Composer Colin Riley writes: “ISOLATED PIECES is the culmination of the work of 27 contributors from across many genres of music. As an experiment on ‘connection’ and ‘trust’ during the isolating period of lockdown, I asked musicians I knew to respond to several small fragments of piano music I’d created. Everyone said yes and emailed back all kinds of unexpected fragments of connected material. It came in from percussionists, string players, singers, poets, and electronic musicians. This was my box of musical Lego. I set to work building the music from these disparate elements, knowing that at their root, there was some DNA that held them together. After a 18 months the album was complete.”
A good deal of music – and art, poetry and more – has come out of lockdown as composers, musicians, artists and writers have tried to make sense of, or cope with the strange situation we found ourselves in during 2020 and 2021.
Despite the isolation, composer Colin Riley found connections with fellow musicians through his online project Isolated Pieces. Begun in 2020, the project is based on musical “trust”: none of the 25 musicians involved in Isolated Pieces knew who else was part of the virtual musical ensemble (called Assemblage). The music on the album is the result of a back-and-forth exchange of fragmentary responses in the form of short audio files which Colin then assembled to create a larger whole, an album of 18 pieces released in Spring 2022.
The 27 artists involved in the project come from a range of musical genres as well as poetry, and include up-and-coming artists as well as established names such as Steve Hackett (guitarist with Genesis), keyboardist Roger King, jazz pianist Liam Noble, and dub poet Benjamin Zephaniah.
The pieces are miniature musical haikus, a matter of a few minutes in length, 5 minutes at most, with pithy titles which, for me at least, reflect some of the sensations and scenarios many of us experienced during lockdown – for example, ‘Sunlight Patterns’, ‘Most of My Day’, ‘Ease the Pressure’ or ‘Look Back’. While each piece is different, Riley employs repeating textures, instrumentation, electronics, loops and other sound effects, which make connections between the pieces and create the sense of an album as a whole, rather than an assemblage of disparate fragments.
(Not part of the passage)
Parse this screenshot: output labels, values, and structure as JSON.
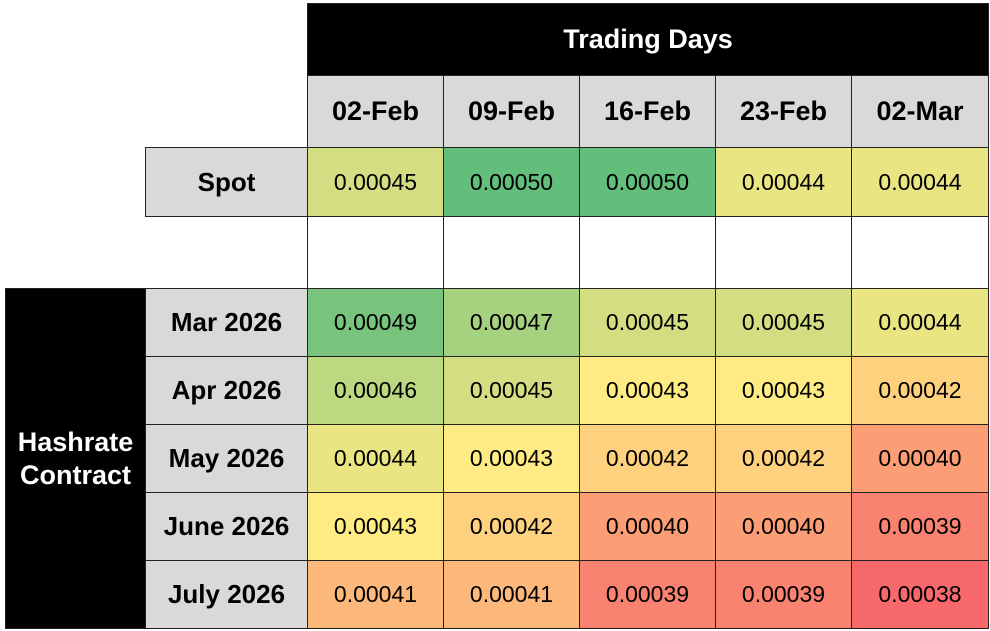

There are elements of jazz, folk, minimalism, experimental music and spoken word within these fleeting pieces, and the result is an intriguing compilation. The range of moods is interesting too – some pieces are intimate, reflective, at times almost painful (Dislodged) while others are upbeat (Twister), moving forward with pulsing rhythms. I found the vocals of Savannah Roberts particularly haunting in the opening track Sunlight Patterns.